In the second example below, the Loop Vectorizer must use two more features in order to vectorize the loop. In the loop below, the iteration start and finish points are unknown, and the Loop Vectorizer has a mechanism to vectorize loops that do not start at zero. This feature is important for loops that are converted from Fortran, because Fortran loops start at 1.
Another major challenge in this loop is memory safety. In our example, if the pointers A and B point to consecutive addresses, then it is illegal to vectorize the code because some elements of A will be written before they are read from array B.

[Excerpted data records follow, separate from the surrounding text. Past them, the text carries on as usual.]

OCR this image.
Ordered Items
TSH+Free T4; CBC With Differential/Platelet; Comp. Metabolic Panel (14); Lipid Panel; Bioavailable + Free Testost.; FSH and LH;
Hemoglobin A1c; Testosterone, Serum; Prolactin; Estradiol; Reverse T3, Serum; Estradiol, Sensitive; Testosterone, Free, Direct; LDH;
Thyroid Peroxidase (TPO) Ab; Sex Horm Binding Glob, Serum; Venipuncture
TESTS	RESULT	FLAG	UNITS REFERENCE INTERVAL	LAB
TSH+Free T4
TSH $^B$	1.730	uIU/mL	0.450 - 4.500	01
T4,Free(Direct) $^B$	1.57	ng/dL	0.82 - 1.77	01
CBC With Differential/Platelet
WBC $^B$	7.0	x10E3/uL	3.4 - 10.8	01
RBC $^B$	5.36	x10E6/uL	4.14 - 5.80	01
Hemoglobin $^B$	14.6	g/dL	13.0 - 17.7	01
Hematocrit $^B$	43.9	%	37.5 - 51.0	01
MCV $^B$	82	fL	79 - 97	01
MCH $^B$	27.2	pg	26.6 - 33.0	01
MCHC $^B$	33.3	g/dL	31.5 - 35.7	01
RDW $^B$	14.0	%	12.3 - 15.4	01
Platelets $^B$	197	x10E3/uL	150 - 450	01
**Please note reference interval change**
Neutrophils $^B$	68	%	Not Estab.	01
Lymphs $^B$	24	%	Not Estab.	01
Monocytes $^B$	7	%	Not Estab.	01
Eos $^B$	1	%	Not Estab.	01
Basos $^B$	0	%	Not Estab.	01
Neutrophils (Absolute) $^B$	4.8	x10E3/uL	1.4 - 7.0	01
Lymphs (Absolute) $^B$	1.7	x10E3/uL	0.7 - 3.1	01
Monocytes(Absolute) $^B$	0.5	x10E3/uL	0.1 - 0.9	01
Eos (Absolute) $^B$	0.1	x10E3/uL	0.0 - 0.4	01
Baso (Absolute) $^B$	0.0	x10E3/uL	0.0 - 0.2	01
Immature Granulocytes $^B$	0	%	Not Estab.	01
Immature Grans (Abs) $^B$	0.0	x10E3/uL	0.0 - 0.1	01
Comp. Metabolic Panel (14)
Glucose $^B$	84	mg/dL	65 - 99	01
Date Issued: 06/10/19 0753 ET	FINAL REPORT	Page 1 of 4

Some programmers use the 'restrict' keyword to notify the compiler that the pointers are disjointed, but in our example, the Loop Vectorizer has no way of knowing that the pointers A and B are unique. The Loop Vectorizer handles this loop by placing code that checks, at runtime, if the arrays A and B point to disjointed memory locations. If arrays A and B overlap, then the scalar version of the loop is executed.

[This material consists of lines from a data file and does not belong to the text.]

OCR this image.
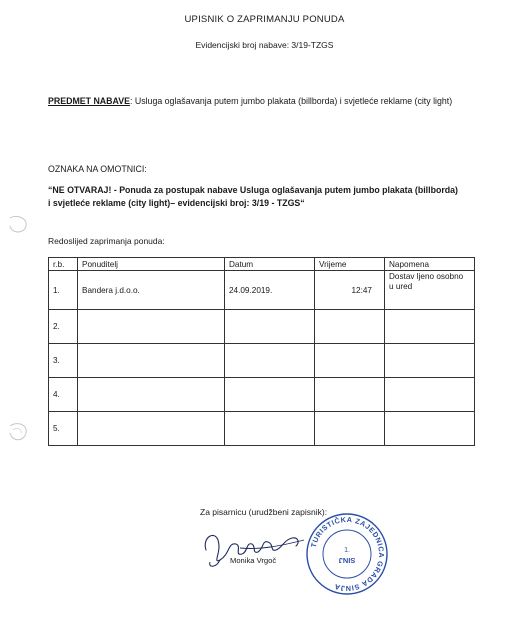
UPISNIK O ZAPRIMANJU PONUDA
Evidencijski broj nabave: 3/19-TZGS
PREDMET NABAVE: Usluga oglašavanja putem jumbo plakata (billborda) i svjetleće reklame (city light)
OZNAKA NA OMOTNICI:
“NE OTVARAJ! - Ponuda za postupak nabave Usluga oglašavanja putem jumbo plakata (billborda) i svjetleće reklame (city light)– evidencijski broj: 3/19 - TZGS“
Redoslijed zaprimanja ponuda:
r.b.	Ponuditelj	Datum	Vrijeme	Napomena
1.	Bandera j.d.o.o.	24.09.2019.	12:47	Dostav ljeno osobno u ured
2.				
3.				
4.				
5.				
Za pisarnicu (urudžbeni zapisnik):
Monika Vrgoč
TURISTIČKA ZAJEDNICA GRADA SINJA
1.
SINJ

void bar(float *A, float *B, float K, int start, int end) {
 for (int i = start; i < end; ++i)
   A[i] *= B[i] + K;

The loop above is compiled into this X86 assembly sequence. Notice the use of the 8-wide YMM registers on systems that support AVX.

vmovups (%rdx), %ymm2
vaddps  %ymm1, %ymm2, %ymm2
vmovups (%rax), %ymm3
vmulps  %ymm2, %ymm3, %ymm2
vmovups %ymm2, (%rax)
addq   $32, %rax
addq   $32, %rdx
addq   $-8, %r11
jne LBB1_4

In the last example, we don’t see a loop because it is hidden inside the "accumulate" function of the standard c++ library. This loop uses c++ iterators, which are pointers, and not integer indices, like we saw in the previous examples. The Loop Vectorizer detects pointer induction variables and can vectorize this loop. This feature is important because many C++ programs use iterators.

int baz(int *A, int n) {
return std::accumulate(A, A + n, 0);
The loop above is compiled into this x86 assembly sequence.

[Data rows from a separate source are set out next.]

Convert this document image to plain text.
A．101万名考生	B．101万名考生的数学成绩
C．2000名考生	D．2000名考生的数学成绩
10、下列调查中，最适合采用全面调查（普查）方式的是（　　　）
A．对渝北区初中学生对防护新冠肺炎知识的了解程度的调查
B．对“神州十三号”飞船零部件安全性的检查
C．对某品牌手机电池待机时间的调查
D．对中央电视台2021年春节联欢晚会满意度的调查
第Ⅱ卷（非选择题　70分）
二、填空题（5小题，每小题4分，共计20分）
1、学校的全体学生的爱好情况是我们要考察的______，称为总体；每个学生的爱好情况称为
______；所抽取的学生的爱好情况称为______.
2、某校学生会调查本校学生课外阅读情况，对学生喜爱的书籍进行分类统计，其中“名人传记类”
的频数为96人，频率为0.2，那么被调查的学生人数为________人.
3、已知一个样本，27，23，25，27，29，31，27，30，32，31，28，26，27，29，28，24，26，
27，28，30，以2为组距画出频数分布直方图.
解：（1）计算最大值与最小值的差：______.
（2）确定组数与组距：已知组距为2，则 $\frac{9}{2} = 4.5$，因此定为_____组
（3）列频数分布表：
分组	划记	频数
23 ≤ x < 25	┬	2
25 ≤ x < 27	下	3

vmovdqu (%rcx,%rdx,4), %xmm1
vpaddd %xmm0, %xmm1, %xmm0
addq $4, %rdx
cmpq %rdx, %rsi
jne LBB2_8

The Loop Vectorizer is a target independent IR-level optimization that depends on target-specific information from the different backends. It needs to select the optimal vector width and to decide if vectorization is worthwhile. Users can force a certain vector width using the command line flag "-mllvm -force-vector-width=X", where X is the number of vector elements. At the moment, only the X86 backend provides detailed cost information, while other targets use a less accurate method.
The work on the Loop Vectorizer is not complete and the vectorizer has a long way to go. We plan to add additional vectorization features such as automatic alignment of buffers, vectorization of function calls and support for user pragmas. We also plan to improve the quality of the generated code.